7. The method of claim 5, wherein the step (4) includes the step of assigning the values of all combinations of 0 and 1 only to one or more of the nodes belonging to the node group and having the indefinite value, the one or more nodes existing in the storage elements or the input terminals that are the inputs of the cone portion in the low-level circuit.

8. The method of claim 5, wherein the step (4) includes the step of assigning the values of all combinations of 0 and 1 to all of the nodes belonging to the node group and having the indefinite value.

9. The method of claim 5, further comprising the step (6) of confirming that the fixed expected value of the focus node in the high-level circuit agrees with the expected value of the focus node in the low-level circuit that has been newly written in the step (5).

10. A system for performing logic simulation of a logic circuit, comprising:

first means for detecting a focus node having an indefinite value in a storage element or an output terminal in the logic circuit;

second means for detecting, in a cone portion which includes circuit elements determining logic of the focus node and whose inputs are storage elements or input terminals in the logic circuit, a node group composed of all nodes existing in the cone portion;

third means for assigning values of all combinations of 0 and 1 to nodes belonging to the node group and having the indefinite value, and performing logic simulation; and

fourth means for, if the focus node has the same value for the values of all combinations, setting that same value as an expected value of the focus node in place of the indefinite value of the focus node.

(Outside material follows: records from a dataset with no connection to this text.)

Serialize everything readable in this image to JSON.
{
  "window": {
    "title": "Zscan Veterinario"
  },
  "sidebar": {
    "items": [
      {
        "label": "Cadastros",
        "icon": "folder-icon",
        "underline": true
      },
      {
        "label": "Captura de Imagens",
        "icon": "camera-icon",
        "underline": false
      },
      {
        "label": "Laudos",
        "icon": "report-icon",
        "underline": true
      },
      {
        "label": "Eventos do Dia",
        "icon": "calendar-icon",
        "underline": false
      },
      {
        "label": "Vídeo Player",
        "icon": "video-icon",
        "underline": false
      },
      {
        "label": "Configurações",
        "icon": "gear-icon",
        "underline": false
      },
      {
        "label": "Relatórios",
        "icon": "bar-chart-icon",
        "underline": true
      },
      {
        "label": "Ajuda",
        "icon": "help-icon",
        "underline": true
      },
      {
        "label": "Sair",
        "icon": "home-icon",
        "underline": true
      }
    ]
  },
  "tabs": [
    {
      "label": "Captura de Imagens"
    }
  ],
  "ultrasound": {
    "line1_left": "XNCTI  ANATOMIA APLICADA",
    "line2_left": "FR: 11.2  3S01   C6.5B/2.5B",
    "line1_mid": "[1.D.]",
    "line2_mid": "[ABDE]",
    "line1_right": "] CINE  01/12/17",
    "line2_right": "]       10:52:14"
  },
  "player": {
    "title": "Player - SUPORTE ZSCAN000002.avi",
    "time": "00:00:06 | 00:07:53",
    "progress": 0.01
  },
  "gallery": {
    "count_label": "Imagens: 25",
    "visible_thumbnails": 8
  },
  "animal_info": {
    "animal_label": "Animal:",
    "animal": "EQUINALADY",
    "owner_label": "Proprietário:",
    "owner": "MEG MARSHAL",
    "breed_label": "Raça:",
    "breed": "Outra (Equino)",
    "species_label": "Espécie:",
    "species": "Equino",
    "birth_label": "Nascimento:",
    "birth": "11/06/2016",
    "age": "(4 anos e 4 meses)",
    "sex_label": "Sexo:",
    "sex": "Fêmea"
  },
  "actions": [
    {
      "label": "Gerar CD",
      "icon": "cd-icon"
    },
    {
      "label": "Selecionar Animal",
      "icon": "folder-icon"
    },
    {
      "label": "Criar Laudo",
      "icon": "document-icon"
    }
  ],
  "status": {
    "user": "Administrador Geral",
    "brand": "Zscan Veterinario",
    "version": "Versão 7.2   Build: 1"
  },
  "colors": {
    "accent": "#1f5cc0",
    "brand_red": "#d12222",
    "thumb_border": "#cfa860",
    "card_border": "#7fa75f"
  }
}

11. A system for performing logic simulation of a logic circuit, comprising:

first means for determining correlation between a storage element or an output terminal included in a high-level circuit and a storage element or an output terminal included a low-level circuit, the high- and low-level circuits being obtained by describing the logic circuit at two different levels;

second means for detecting a focus node at which an expected value of the storage element or the output terminal in the high-level circuit is a fixed value and a focus node at which an expected value of the storage element or the output terminal in the low-level circuit that has been correlated with the storage element or the output terminal in the high-level circuit by the first means is the indefinite value;

third means for detecting, in a cone portion which includes circuit elements determining logic of the focus node in the low-level circuit and whose inputs are storage elements or input terminals in the low-level circuit, a node group composed of all nodes existing in the cone portion;

fourth means for assigning values of all combinations of 0 and 1 to nodes belonging to the node group and having the indefinite value, and performing logic simulation; and

fifth means for, if the focus node in the low-level circuit has the same value for the values of all combinations, setting that same value as the expected value of the focus node in the low-level circuit in place of the indefinite value of that focus node.